The Federal Election Commission on Wednesday reached a deal with the conservative anti-tax group Citizens Club for Growth, which would escape an ongoing lawsuit by paying a fine for violating campaign finance laws. The agreement adds yet another scalp to the FEC’s ongoing crackdown of outside political groups.
The group, previously known as the Club for Growth, would pay $350,000 in exchange for the FEC’s withdrawal of a lawsuit against the club that was filed in the U.S. District Court for the District of Columbia, which still must OK the deal. The suit alleged that from 2000 to 2004 the group, which at the time was not registered with the commission as a political committee, spent at least $1.28 million taking sides in federal races, mailing out fundraising pleas and taking in excessive campaign contributions.

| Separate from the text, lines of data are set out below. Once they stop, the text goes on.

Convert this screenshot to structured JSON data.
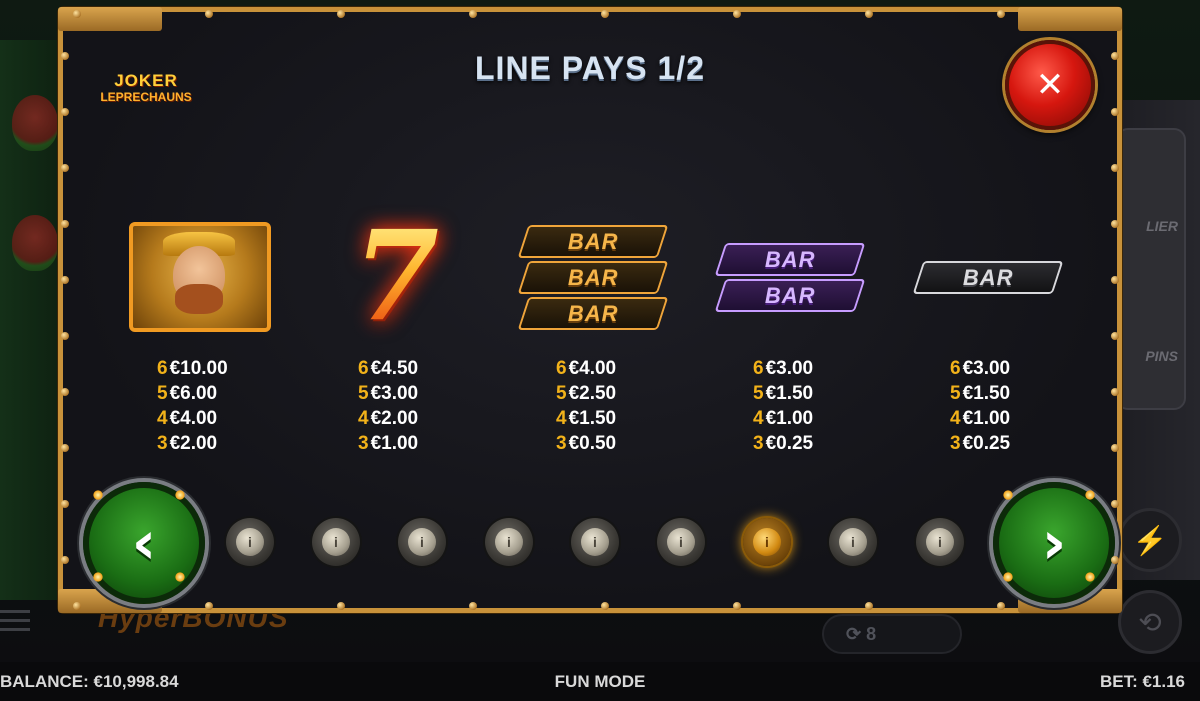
{
  "modal": {
    "title": "LINE PAYS 1/2",
    "logo": {
      "line1": "JOKER",
      "line2": "LEPRECHAUNS"
    },
    "close_label": "✕",
    "prev_label": "‹",
    "next_label": "›"
  },
  "symbols": [
    {
      "name": "joker-leprechaun",
      "pays": [
        {
          "count": "6",
          "value": "€10.00"
        },
        {
          "count": "5",
          "value": "€6.00"
        },
        {
          "count": "4",
          "value": "€4.00"
        },
        {
          "count": "3",
          "value": "€2.00"
        }
      ]
    },
    {
      "name": "red-seven",
      "glyph": "7",
      "pays": [
        {
          "count": "6",
          "value": "€4.50"
        },
        {
          "count": "5",
          "value": "€3.00"
        },
        {
          "count": "4",
          "value": "€2.00"
        },
        {
          "count": "3",
          "value": "€1.00"
        }
      ]
    },
    {
      "name": "triple-bar",
      "label": "BAR",
      "pays": [
        {
          "count": "6",
          "value": "€4.00"
        },
        {
          "count": "5",
          "value": "€2.50"
        },
        {
          "count": "4",
          "value": "€1.50"
        },
        {
          "count": "3",
          "value": "€0.50"
        }
      ]
    },
    {
      "name": "double-bar",
      "label": "BAR",
      "pays": [
        {
          "count": "6",
          "value": "€3.00"
        },
        {
          "count": "5",
          "value": "€1.50"
        },
        {
          "count": "4",
          "value": "€1.00"
        },
        {
          "count": "3",
          "value": "€0.25"
        }
      ]
    },
    {
      "name": "single-bar",
      "label": "BAR",
      "pays": [
        {
          "count": "6",
          "value": "€3.00"
        },
        {
          "count": "5",
          "value": "€1.50"
        },
        {
          "count": "4",
          "value": "€1.00"
        },
        {
          "count": "3",
          "value": "€0.25"
        }
      ]
    }
  ],
  "pagination": {
    "page_count": 9,
    "active_index": 6,
    "dot_glyph": "i"
  },
  "background": {
    "hyper_label_a": "Hyper",
    "hyper_label_b": "BONUS",
    "autoplay_label": "⟳ 8",
    "right_text_1": "LIER",
    "right_text_2": "PINS"
  },
  "status": {
    "balance": "BALANCE: €10,998.84",
    "mode": "FUN MODE",
    "bet": "BET: €1.16"
  },
  "colors": {
    "frame": "#c8923a",
    "pay_count": "#f2b21a",
    "close": "#d6170f",
    "nav": "#1a6d14"
  }
}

Because the club made both more than $1,000 in expenditures and received more than $1,000 in contributions, it met the statutory definition of a political committee and was required to register and report with the FEC, provided that its major purpose “was to influence federal elections,” according to a statement Wednesday by the commission.
In February, former Rep. Pat Toomey (R-Pa.), the Club for Growth president, told club members the group was phasing out its 527 status, switching the bulk of its activities to a registered political action committee and a 501(c)(4), a section of the tax code used by social welfare organizations.
“I’ll spare you all the minute details here, but in a nutshell, when you first joined the old Club it was a ‘527’ organization,” Toomey wrote in a mass e-mail. “Such groups proved so effective at highlighting the harmful policies of Members of Congress and presidential candidates like John Kerry that the political class made it practically impossible to continue in that type of structure.”